2024 Puerto Rico Representative District 37 election
| Party |  | Candidate | Votes | % | ±% |
|---|---|---|---|---|---|
|  | New Progressive | Carmen Medina Calderón | 10,684 | 40.6 | −0.7 |
|  | Popular Democratic | Angel Osorio | 9,616 | 36.6 | −2.0 |
|  | Independence | Reginald Michael Carrasquillo Maisonet | 3,262 | 12.4 | +4.2 |
|  | Project Dignity | Héctor Andrés Santiago Ramos | 2,727 | 10.4 | −1.5 |
| Total votes |  |  | 26,289 | 100.0 |  |
|  | New Progressive hold |  |  |  |  |

Incumbent PNP representative Ángel Bulerín Ramos on January 6, 2024 that he would not run for reelection, instead choosing to retire after 55 years of service, 32 of which were in this seat.

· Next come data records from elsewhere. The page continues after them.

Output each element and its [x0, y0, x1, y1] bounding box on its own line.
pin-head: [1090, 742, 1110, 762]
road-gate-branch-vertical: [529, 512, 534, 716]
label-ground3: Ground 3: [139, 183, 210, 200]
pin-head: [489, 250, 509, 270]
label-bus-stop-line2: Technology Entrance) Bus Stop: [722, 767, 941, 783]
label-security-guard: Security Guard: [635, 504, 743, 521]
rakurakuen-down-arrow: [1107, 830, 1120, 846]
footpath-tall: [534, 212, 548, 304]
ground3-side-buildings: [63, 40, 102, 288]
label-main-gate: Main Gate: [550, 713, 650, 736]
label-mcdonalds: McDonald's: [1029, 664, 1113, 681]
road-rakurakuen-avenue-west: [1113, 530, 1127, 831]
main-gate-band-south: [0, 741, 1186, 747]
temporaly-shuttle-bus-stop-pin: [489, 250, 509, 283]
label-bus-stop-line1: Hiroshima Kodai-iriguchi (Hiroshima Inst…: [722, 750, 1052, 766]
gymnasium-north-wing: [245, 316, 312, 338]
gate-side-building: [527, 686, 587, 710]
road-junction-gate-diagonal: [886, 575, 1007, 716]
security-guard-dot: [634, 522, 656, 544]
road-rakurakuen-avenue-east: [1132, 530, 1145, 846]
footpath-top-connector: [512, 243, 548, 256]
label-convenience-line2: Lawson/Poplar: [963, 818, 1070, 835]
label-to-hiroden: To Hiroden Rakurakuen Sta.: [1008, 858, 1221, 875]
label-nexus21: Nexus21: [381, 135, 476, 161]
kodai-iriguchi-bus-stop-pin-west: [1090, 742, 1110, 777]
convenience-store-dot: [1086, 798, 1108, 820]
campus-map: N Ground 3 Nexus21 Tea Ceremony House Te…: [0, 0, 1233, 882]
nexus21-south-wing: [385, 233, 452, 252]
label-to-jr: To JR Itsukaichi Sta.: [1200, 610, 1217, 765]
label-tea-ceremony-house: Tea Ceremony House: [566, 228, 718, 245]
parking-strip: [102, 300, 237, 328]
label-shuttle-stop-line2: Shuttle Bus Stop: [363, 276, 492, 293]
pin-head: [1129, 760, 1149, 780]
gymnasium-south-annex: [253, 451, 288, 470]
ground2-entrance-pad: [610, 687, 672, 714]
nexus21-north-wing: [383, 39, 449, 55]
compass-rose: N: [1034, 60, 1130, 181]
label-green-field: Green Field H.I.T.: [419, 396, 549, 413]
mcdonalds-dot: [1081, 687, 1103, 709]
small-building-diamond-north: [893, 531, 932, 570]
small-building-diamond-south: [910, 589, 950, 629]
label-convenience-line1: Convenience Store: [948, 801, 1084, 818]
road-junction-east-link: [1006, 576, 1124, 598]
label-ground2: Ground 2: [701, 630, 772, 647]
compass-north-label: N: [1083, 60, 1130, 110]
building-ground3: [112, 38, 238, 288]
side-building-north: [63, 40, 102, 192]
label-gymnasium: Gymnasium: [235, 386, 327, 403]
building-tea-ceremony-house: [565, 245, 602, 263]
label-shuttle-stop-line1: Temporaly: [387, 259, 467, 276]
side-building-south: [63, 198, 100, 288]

Carmen M. Medina Calderón won the PNP primary, while Ángel Osorio Vélez won the PPD primary.

==== District 38 ====

2024 Puerto Rico Representative District 38 election
| Party |  | Candidate | Votes | % | ±% |
|---|---|---|---|---|---|
|  | New Progressive | Wanda Del Valle Correa | 12,774 | 50.7 | +14.0 |
|  | Popular Democratic | Christian Rodríguez Rivera | 7,649 | 30.3 | −3.5 |
|  | Independence | Roberto Figueroa Acosta | 4,780 | 19.0 | +10.8 |
| Total votes |  |  | 25,203 | 100.0 |  |
|  | New Progressive hold |  |  |  |  |

Incumbent representative Wanda del Valle Correa won the PNP primary, while Christian G. Rodriguez Rivera won the PPD primary.

==== District 39 ====

2024 Puerto Rico Representative District 39 election
| Party |  | Candidate | Votes | % | ±% |
|---|---|---|---|---|---|
|  | Popular Democratic | Roberto Rivera Ruiz de Porras (incumbent) | 8,868 | 36.9 | −0.3 |
|  | New Progressive | Piku López Santiago | 8,061 | 33.5 | +4.4 |
|  | Citizens' Victory | Juan C. Del Valle (El Enfermero) | 4,462 | 18.6 | −6.3 |
|  | Project Dignity | Janise W. Santiago Ramos | 2,659 | 11.1 | n/a |
| Total votes |  |  | 24,050 | 100.0 |  |
|  | Popular Democratic hold |  |  |  |  |

==== District 40 ====

2024 Puerto Rico Representative District 40 election
| Party |  | Candidate | Votes | % | ±% |
|---|---|---|---|---|---|
|  | New Progressive | Sergio Estévez | 8,301 | 34.8 | +4.4 |
|  | Popular Democratic | Angel Matos García (incumbent) | 7,756 | 32.5 | −4.0 |
|  | Independence | Nelie Lebrón Robles | 5,884 | 24.6 | +14.3 |
|  | Project Dignity | Gilberto Rodríguez Velázquez | 1,942 | 8.1 | n/a |
| Total votes |  |  | 23,883 | 100.0 |  |
|  | New Progressive gain from Popular Democratic |  |  |  |  |

Sergio E. Estévez Vélez won the PNP primary.